The day after Congress released its report, Sick was in Washington, attending a conference on Iran sponsored largely by American oil companies. He presented a paper that spelled out an agenda for discussion with Iran under the Clinton Administration. The paper was based on a report Sick had prepared for the Clinton transition team at the request of Secretary of State–designate Warren Christopher in December 1992. Sick had glorified his former boss Christopher’s 1980 hostage agreement with Iran — an agreement that gave appeasement a bad name. And Christopher returned the favor in early 1992 by echoing Sick’s call for an investigation into the “October Surprise.”
Christopher’s endorsement of the investigation was scandalous — for if there was one official who had to know that Sick’s charges were demonstrably false, it was Christopher himself.
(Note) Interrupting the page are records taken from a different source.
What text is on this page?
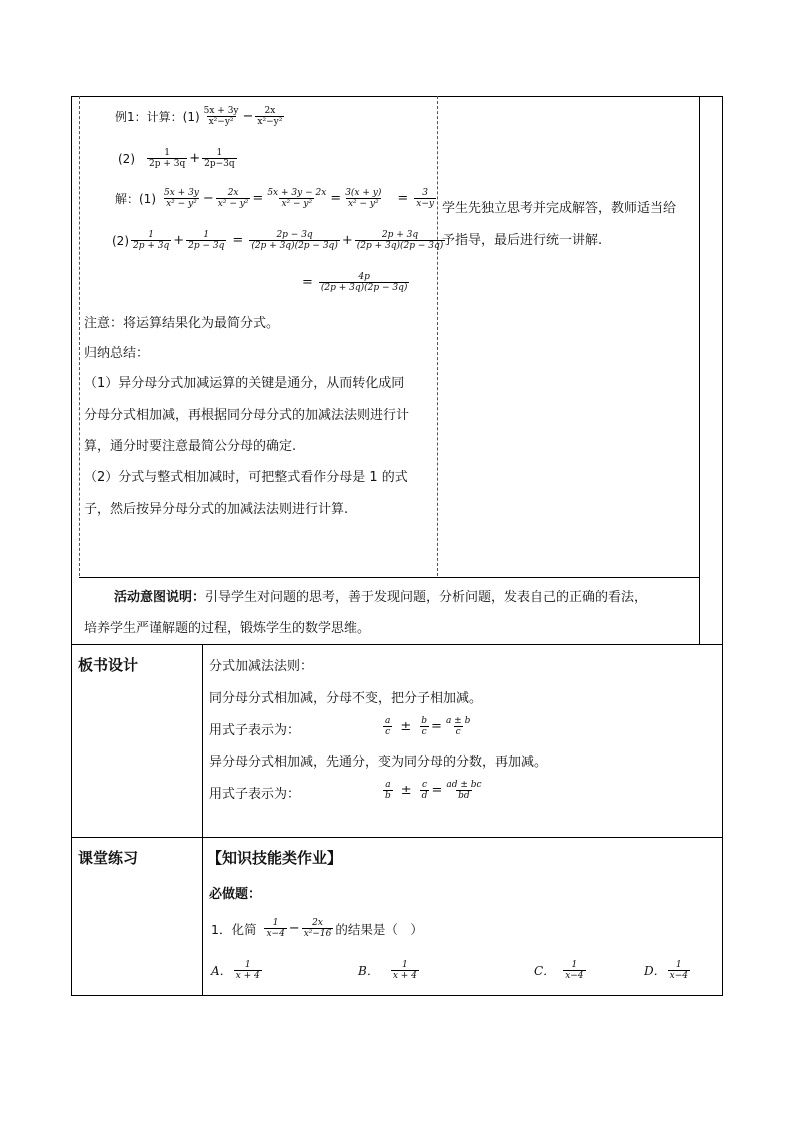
例1：计算：$(1) \frac{5x + 3y}{\text{x²−y²}} - \frac{2x}{\text{x²−y²}}$
$(2) \frac{1}{2p + 3q} + \frac{1}{2p-3q}$
解：$(1) \frac{5x + 3y}{\text{x² − y²}} - \frac{2x}{\text{x² − y²}} = \frac{5x + 3y - 2x}{\text{x² − y²}} = \frac{3(x + y)}{\text{x² − y²}} = \frac{3}{x-y}$
$(2) \frac{1}{2p + 3q} + \frac{1}{2p - 3q} = \frac{2p - 3q}{(2p + 3q)(2p - 3q)} + \frac{2p + 3q}{(2p + 3q)(2p - 3q)}$
= $\frac{4p}{(2p + 3q)(2p - 3q)}$
注意：将运算结果化为最简分式。
归纳总结：
（1）异分母分式加减运算的关键是通分，从而转化成同
分母分式相加减，再根据同分母分式的加减法法则进行计
算，通分时要注意最简公分母的确定.
（2）分式与整式相加减时，可把整式看作分母是 1 的式
子，然后按异分母分式的加减法法则进行计算.
学生先独立思考并完成解答，教师适当给
予指导，最后进行统一讲解.
活动意图说明：引导学生对问题的思考，善于发现问题，分析问题，发表自己的正确的看法，
培养学生严谨解题的过程，锻炼学生的数学思维。
板书设计	分式加减法法则：
同分母分式相加减，分母不变，把分子相加减。
用式子表示为：	$\frac{a}{c} \pm \frac{b}{c} = \frac{a \pm b}{c}$
异分母分式相加减，先通分，变为同分母的分数，再加减。
用式子表示为：	$\frac{a}{b} \pm \frac{c}{d} = \frac{ad \pm bc}{bd}$
课堂练习	【知识技能类作业】
必做题：
1．化简 $\frac{1}{x-4} - \frac{2x}{\text{x²−16}}$ 的结果是（　）
A． $\frac{1}{x + 4}$	B． $\frac{1}{x + 4}$	C． $\frac{1}{x-4}$	D． $\frac{1}{x-4}$
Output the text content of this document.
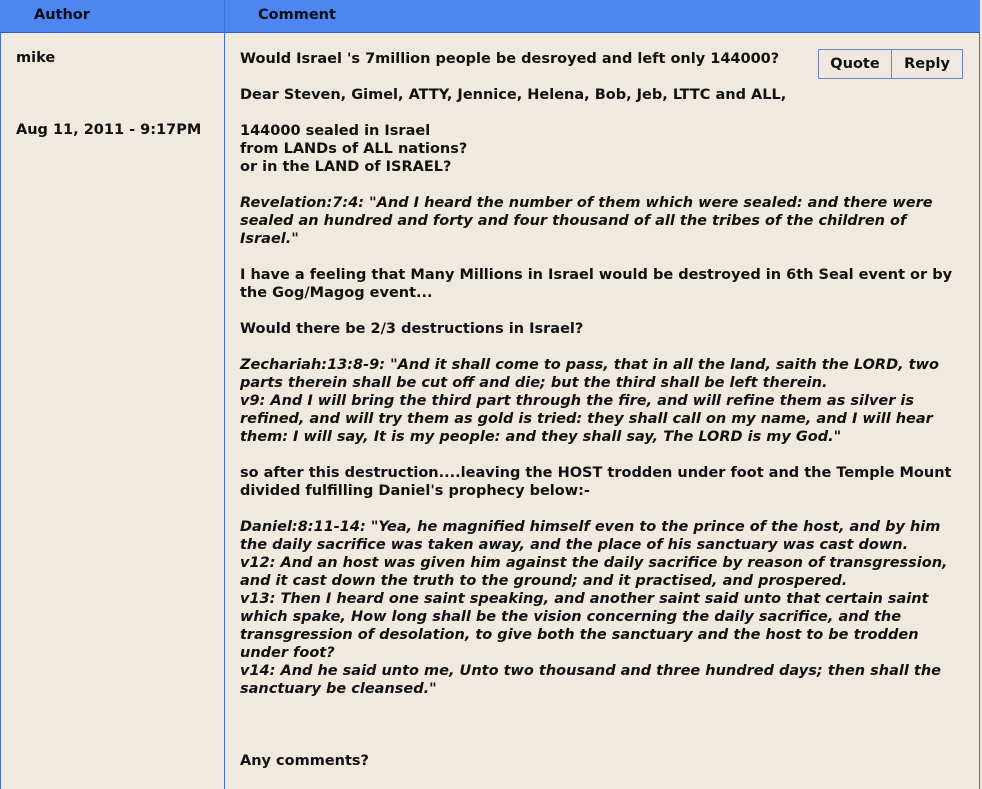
Author	Comment
mike
Aug 11, 2011 - 9:17PM
Quote	Reply
Would Israel 's 7million people be desroyed and left only 144000?
Dear Steven, Gimel, ATTY, Jennice, Helena, Bob, Jeb, LTTC and ALL,
144000 sealed in Israel
from LANDs of ALL nations?
or in the LAND of ISRAEL?
Revelation:7:4: "And I heard the number of them which were sealed: and there were sealed an hundred and forty and four thousand of all the tribes of the children of Israel."
I have a feeling that Many Millions in Israel would be destroyed in 6th Seal event or by the Gog/Magog event...
Would there be 2/3 destructions in Israel?
Zechariah:13:8-9: "And it shall come to pass, that in all the land, saith the LORD, two parts therein shall be cut off and die; but the third shall be left therein.
v9: And I will bring the third part through the fire, and will refine them as silver is refined, and will try them as gold is tried: they shall call on my name, and I will hear them: I will say, It is my people: and they shall say, The LORD is my God."
so after this destruction....leaving the HOST trodden under foot and the Temple Mount divided fulfilling Daniel's prophecy below:-
Daniel:8:11-14: "Yea, he magnified himself even to the prince of the host, and by him the daily sacrifice was taken away, and the place of his sanctuary was cast down.
v12: And an host was given him against the daily sacrifice by reason of transgression, and it cast down the truth to the ground; and it practised, and prospered.
v13: Then I heard one saint speaking, and another saint said unto that certain saint which spake, How long shall be the vision concerning the daily sacrifice, and the transgression of desolation, to give both the sanctuary and the host to be trodden under foot?
v14: And he said unto me, Unto two thousand and three hundred days; then shall the sanctuary be cleansed."
Any comments?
As chief hostage negotiator, Christopher had read all the State Department and CIA cable traffic and government intercepts of Iranian conversations. Those cables and intelligence reports unambiguously showed that there were no secret meetings in Europe between Iranian and Republican campaign operatives and that there were no secret arms deliveries between the United States and Iran. Christopher also read highly classified intelligence reports, according to logs acquired by congressional investigators, that showed that the Ayatollah Khomeini despised Jimmy Carter, that the Ayatollah was determined to do anything to hurt his re-election, and that he would never release the hostages to Carter.
That Sick was asked to provide a paper on Iran for the Clinton transition team and was being seriously considered for a Middle East policy position in the Clinton Administration shows how thoroughly Carterites have taken control of the foreign policy apparatus. It also shows that there is no accountability for committing wholesale fraud.
Not surprisingly, Sick’s paper for the incoming Clinton Administration claimed that except for Iranian-directed “political violence” against Iranian dissidents, Iran had essentially dropped “classical terrorism.” To the victims of Iranian terrorism in Egypt, Israel, and Argentina, Sick’s statements would come as a great surprise. And what would Sick tell the Iranians about the religious death sentence (fatwa) issued against author Salman Rushdie? You can keep the fatwa, he would advise, but drop the bounty.
By any normal standard of accountability and rationality, the House investigation — on top of other evidence of the man’s incompetence — should have terminated the Clinton Administration’s interest in Sick. It didn’t. In the end, though, we may be thankful to Gary Sick for at least one thing: we now know a little more about why the Carter Administration lost Iran.